Stereolab- Refried Ectoplasm (Switched On Vol 2)- (1995)

It's time to welcome a new term to your modern music vocabulary: post rock. The expression (it's been knocking around for a few years in scenester circles, natch) is used to describe music that travels beyond the three-minute song boundaries of guitar rock and ventures into a virtual Alice in Wonderland world of experimental sounds. Post rockers aren't afraid of samples, 20-minute dub-jazz excursions, heavily ironic easy listening produced on vintage keyboards (hello Stereolab)...
Angela Lewis, The Independent (19-04-1996)

When I was doing the homework for this post (I don’t carry all this shit around in my head, only most of it…) I came across this great cartoon strip:

Fell in love with Stereolab’s sound after seeing them in a drunken haze on The Word (was I initially seduced by Lætitia Sadier’s gorgeous accent? probably).
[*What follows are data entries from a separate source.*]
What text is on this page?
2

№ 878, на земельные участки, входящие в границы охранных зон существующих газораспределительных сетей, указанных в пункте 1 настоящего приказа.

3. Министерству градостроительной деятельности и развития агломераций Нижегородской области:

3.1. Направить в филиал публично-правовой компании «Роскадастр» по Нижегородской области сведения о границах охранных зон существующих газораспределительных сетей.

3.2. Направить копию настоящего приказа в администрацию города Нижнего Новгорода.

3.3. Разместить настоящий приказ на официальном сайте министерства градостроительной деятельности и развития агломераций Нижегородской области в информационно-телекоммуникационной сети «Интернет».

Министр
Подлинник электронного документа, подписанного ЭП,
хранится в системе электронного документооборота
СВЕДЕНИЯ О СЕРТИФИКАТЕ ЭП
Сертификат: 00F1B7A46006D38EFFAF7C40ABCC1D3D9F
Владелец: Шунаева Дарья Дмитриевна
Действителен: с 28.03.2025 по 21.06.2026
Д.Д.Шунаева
There are some lovely numbers here; some race along against a frenzy of harsh keyboards, some bubble with hazy ambience whilst others meander melodically- like a dreampop take on Franciose Hardy.
(their records) sound more like arid experiments than music born of emotional need.
Barney Hoskyns- Mojo (1996)
With their borrowings from early, obscure Kraftwerk and hip obtuse sources, [Stereolab] sound like a band of rock critics rather than musicians.
Dave Simpson -The Guardian.
I think they were just a bit too clever and aloof for the journos- laddish rock music, faux mod 'britpop' and grunge being the order of the day.

1 comment:

  1. I think of this LP as transformed Velvet Underground. One of the songs (i think it's "We're not AOR") features an organ that plays three chords and holds on to them. It reminds me of the similar organ fadeout in the Velvet's "What Goes On."